Há uma contradição entre a propaganda de que os estudantes seriam protagonistas de sua carreira escolar e a realidade do “novo ensino médio”, que prescreve habilidades e competências sócio comportamentais necessárias à sobrevivência desses jovens no mundo do trabalho: capacidade de adaptação e resiliência em um cenário de competição e instabilidade. São “habilidades” para uma sociedade baseada na “viração”, na esperteza, o que os defensores da educação neoliberal chamam de “empreendedorismo”. Trata-se de educar para adequar-se ao mercado de trabalho precarizado e ao conformismo como ausência de alternativa.
A implementação do “novo Ensino Médio” ao longo dos últimos dois anos e sob responsabilidade das secretarias estaduais de educação, evidenciou mais problemas, como a precariedade da infraestrutura das escolas públicas – em que estudam cerca de 88% dos quase 8 milhões de estudantes matriculados no Ensino Médio no Brasil –, e a falta de professores. Somam-se a este grave problema maus contratos, muitas contratações temporárias, além de ausência de formação adequada e pouco tempo para preparação de aulas. Todos esses fatos revelam a inadequação desta proposta para a realidade dos estudantes, que passaram a se mobilizar pela revogação.
O “currículo em migalhas” não atende às necessidades e interesses dos alunos, notadamente dos filhos e filhas da classe trabalhadora que estão nas escolas públicas, e não os prepara para a continuidade dos estudos em nível superior ou escolas técnicas, se assim desejarem. Nem para que possam ingressar dignamente no mundo do trabalho, forçando-os à exclusão das esferas de decisão nas empresas, instituições e órgãos do poder público, e à permanência em funções subalternas e mal remuneradas.
O ensino médio neoliberal ampliou o abismo que já existia entre as escolas públicas e as melhores escolas privadas, reforçando o fato de haver no Brasil uma escola “pobre” para os pobres, e escolas de qualidade para os ricos, o que aprofunda o apartheid social.
A bandeira do “Revoga já!” em relação à contrarreforma neoliberal do Ensino Médio tem potencial para expor a raiz do problema educacional no Brasil: a desigualdade nas condições de ensino-aprendizagem entre as escolas pública e privada. E mesmo entre escolas privadas de elite nos grandes centros urbanos e as localizadas no interior do Brasil e nos bairros de classe média nas grandes cidades. É a reprodução ampliada dessa desigualdade.

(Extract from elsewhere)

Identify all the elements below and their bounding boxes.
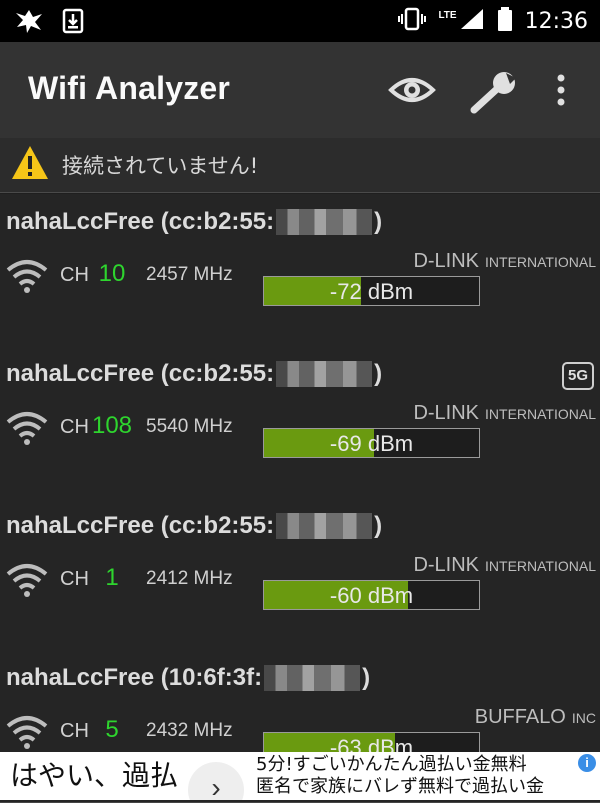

Ao mesmo tempo, condiciona o horizonte de possibilidades dos jovens (ricos e pobres) ao fatalismo do “fim da história”, ou seja, que o futuro do Brasil não comporta desenvolvimento social e econômico que nos faça superar a dependência e as heranças neocoloniais do subdesenvolvimento: pobreza estrutural, concentração da propriedade da terra (rural e urbana), elevada inserção informal, precária e sem proteção social no mercado de trabalho.
Revogar o ensino médio neoliberal é imprescindível para reconstruir o Brasil. A educação básica e, em especial, a etapa final do seu percurso formativo, que é o Ensino Médio, precisa ser refundada a partir de amplo e democrático processo participativo que reúna estudantes secundaristas e suas organizações, professoras e professores e suas representações sindicais, e especialistas em educação comprometidos com um projeto popular para o país.
Se queremos uma educação que viabilize a democratização e a desmercantilização da vida, há que construir uma reforma educacional humanista e crítica inspirada na educação libertadora de Paulo Freire.
* Frei Betto é escritor, autor de “Por uma educação crítica e participativa” (Rocco), entre outros livros.